The relatively new technology gained traction last year with the release of Nvidia’s RTX cards, a surprisingly beefy lineup of graphics cards that took over for their long-standing GTX. Ray tracing itself is a resource-intensive new feature that makes the rendering of lighting, shadows and reflections in real time look much more realistic. The RTX series of Nvidia cards came with this feature right out of the box, but Nvidia apparently can allow brute-force compute power to run this feature on GTX as opposed to the former’s powerful hardware acceleration.
Ray tracing in GTX is made possible by the all new DirectX Raytracing (DXR) support, which allows software to try and squeeze performance out of every core. Currently, only three games have successfully adopted ray tracing: Shadow of the Tomb Raider, Battlefield V and Metro: Exodus. If you have a GTX card but don’t own any of those games and still want to try out ray tracing for yourself, Nvidia is allowing a few tech demos that you can download for free on their website.
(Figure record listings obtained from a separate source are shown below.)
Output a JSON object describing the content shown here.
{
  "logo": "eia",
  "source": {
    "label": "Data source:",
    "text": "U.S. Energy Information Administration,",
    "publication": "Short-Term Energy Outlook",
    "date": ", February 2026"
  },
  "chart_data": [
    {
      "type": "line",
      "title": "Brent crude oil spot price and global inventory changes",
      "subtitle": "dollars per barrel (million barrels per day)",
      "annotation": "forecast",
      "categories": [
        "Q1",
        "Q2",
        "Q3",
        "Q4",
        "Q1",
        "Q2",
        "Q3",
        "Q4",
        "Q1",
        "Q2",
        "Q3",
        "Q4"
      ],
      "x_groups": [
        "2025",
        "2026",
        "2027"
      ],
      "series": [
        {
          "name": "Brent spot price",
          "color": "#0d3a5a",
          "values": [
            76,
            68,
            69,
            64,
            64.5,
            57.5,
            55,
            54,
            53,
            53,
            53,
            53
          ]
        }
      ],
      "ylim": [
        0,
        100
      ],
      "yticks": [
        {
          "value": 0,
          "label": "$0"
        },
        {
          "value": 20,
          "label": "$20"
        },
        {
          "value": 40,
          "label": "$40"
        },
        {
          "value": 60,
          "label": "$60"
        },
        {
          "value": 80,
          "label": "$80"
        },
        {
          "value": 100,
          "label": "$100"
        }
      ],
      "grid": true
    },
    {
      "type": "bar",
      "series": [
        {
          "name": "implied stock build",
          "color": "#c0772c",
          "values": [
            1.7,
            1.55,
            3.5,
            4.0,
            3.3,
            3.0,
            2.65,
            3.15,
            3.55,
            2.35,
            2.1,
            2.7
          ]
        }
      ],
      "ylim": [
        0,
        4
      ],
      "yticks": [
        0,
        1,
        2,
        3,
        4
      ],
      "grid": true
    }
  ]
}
This expansive compatibility for Nvidia’s older cards allows GTX owners to test out the global illumination in Metro: Exodus, or see reflective water puddles in Battlefield V without dropping a ton to buy RTX cards (and they do cost a ton). This is pretty cool, and being the owner of a GTX card myself (EVGA GeForce GTX 1080 FTW2) I got to see firsthand what the deal is with ray tracing. It does look cool, but do not expect good performance out of the last-gen cards. The RTX series of cards were purposely engineered to show ray tracing in action, while GTX cards were more of an afterthought and an experiment to see how far Nvidia can push it to its limits.
As presented by Nvidia’s graph, even the best card on the GTX line-up – the 1080 Ti – can only achieve around 30 frames per second on 1440p for Shadows of the Tomb Raider. That said, ray tracing is still in very early stages, and by the time the technology has developed properly, Nvidia users will most probably already have upgraded into more powerful cards.